Debate arises following Ontario Liberals’ vote to maintain lower minimum wage for liquor servers
At first glance, the provincial Liberals’ new legislation seems like a win for the labour movement. With policies from equal pay for part-time employees, to the creation of a 17-week leave for victims of sexual assault, to a $15 minimum wage in 2019, it can be easy to overlook one glaring flaw in Ontario’s labour regulation: in May, a government-commissioned report recommended the elimination of the minimum wage exemption for liquor servers, who generally make most of their income in tips. When the NDP proposed the creation of this amendment in August, the Liberal majority voted against it.
Liquor servers in both Ontario and British Columbia are paid a lower minimum wage. In Quebec, there is a separate, and lower, minimum wage for all tipped employees. In light of this policy change, now is the time to discuss why gratuities should not replace salary.
The size of a gratuity is supposed to reflect a server’s ability and effort, but Professor Michael Lynn of Cornell University would argue otherwise. Having broken down the factors that determine the size of a tip, he found that only four percent of the average gratuity depends on the actual quality of service. He found many meaningless reasons people subconsciously tip higher amounts. This can include a server touching a customer on the shoulder, drawing a smiley-face on the bill, or even providing cheap after-dinner candies.
With an arbitrary sum of money, such as a tip, it is natural that people are influenced by internal biases. Lynn found that people tend to tip more to the opposite gender. However, while the attractiveness of a waitress determines the amount she is tipped, Lynn did not find that that the same applied to men. Women’s tips are higher if they are blonde, slim, around 30 years old, and have a high bust-to-body-size ratio.
In Canada, about 80 percent of servers in the food and beverage industry are women, a demographic much more likely to experience sexual harassment in the workplace. In B.C, Professor Kaitlyn Matulewicz published a paper in the Canadian Journal of Law based on case studies of female servers in drinking establishments. She argues that the lower minimum wage leaves these bartenders reliant on tips and less likely to report harassment. The American-based Restaurant Opportunities Sector writes that about 37 percent of all sexual harassment complaints to the Equal Employment Opportunity Commission come from the restaurant industry, but that this number is almost always less in regions where all employees are entitled to the same minimum wage.
The history of tipping in the food service industry is messy, at best. According to Saru Jayaraman, writer of Forked: A New Standard for American Dining, while the concept of tipping was brought to this continent by wealthy Americans who travelled to Europe in the 19th century, there is a specific reason why tipping is most common in restaurants. During the Industrial Revolution, more factory jobs had opened in cities, and the farmers who moved to fill those jobs needed to eat at restaurants. Fast food restaurants sprung up, hiring the only group poorer than these new urban employees: recently freed African-American slaves. Resentful of having to pay them anything at all, restaurant-owners, resisting the anti-tipping movement of the turn of the century, argued that gratuities could replace salaries. As a result, in 1938, the first minimum wage for tipped workers in America was $0.
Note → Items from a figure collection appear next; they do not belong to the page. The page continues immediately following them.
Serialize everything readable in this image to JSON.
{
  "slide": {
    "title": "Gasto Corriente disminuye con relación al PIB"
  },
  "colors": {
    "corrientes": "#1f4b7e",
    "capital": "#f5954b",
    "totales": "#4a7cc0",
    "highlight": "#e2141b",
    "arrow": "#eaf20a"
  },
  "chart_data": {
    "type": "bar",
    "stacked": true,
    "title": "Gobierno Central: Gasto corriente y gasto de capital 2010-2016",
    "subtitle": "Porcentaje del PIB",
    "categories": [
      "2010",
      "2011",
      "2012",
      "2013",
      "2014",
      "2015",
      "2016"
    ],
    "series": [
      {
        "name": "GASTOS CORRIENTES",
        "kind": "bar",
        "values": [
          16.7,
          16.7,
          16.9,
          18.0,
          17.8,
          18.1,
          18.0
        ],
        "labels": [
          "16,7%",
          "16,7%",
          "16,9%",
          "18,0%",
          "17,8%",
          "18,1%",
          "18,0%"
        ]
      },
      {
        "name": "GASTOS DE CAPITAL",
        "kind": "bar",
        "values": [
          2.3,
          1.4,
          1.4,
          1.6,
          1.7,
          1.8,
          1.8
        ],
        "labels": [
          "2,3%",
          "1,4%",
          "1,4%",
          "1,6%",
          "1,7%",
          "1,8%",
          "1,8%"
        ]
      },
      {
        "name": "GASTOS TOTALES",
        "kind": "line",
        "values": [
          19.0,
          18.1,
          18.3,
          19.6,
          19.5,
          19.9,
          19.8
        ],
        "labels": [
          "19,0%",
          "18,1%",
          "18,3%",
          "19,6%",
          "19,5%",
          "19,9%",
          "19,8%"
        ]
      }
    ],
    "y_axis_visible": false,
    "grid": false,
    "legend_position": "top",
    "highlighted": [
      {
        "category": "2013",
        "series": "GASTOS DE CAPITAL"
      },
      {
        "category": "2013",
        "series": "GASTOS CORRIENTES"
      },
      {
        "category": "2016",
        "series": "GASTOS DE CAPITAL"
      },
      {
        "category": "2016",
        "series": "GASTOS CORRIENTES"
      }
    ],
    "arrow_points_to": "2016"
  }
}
Race continues to influence the practice of tipping. An analysis of the tips received by cab drivers in Connecticut revealed that there is a substantial difference in the tips received by black drivers. What’s more, both black and white customers tipped black drivers less. Michael Lynn replicated these experiments in restaurants. In these studies, he tested for other variables, and found that the quality of service in no way accounts for this difference in gratuities. Neither attractiveness, efficiency, personality, nor helpfulness could explain why both races tip African-American servers less than their white counterparts. All of this suggests that internalized racism accounts for this difference.
This money, doled out in arbitrary amounts, is crucial to people’s livelihoods. One Ontario waitress describes that the amount tipped from a $50 bill will determine whether she can take a cab home. Consider this: if an employer wanted to pay workers less based on their race or gender, we would be up-in-arms. Yet, the fact that we give ordinary people the chance to do it on a day-to-day basis isn’t even news.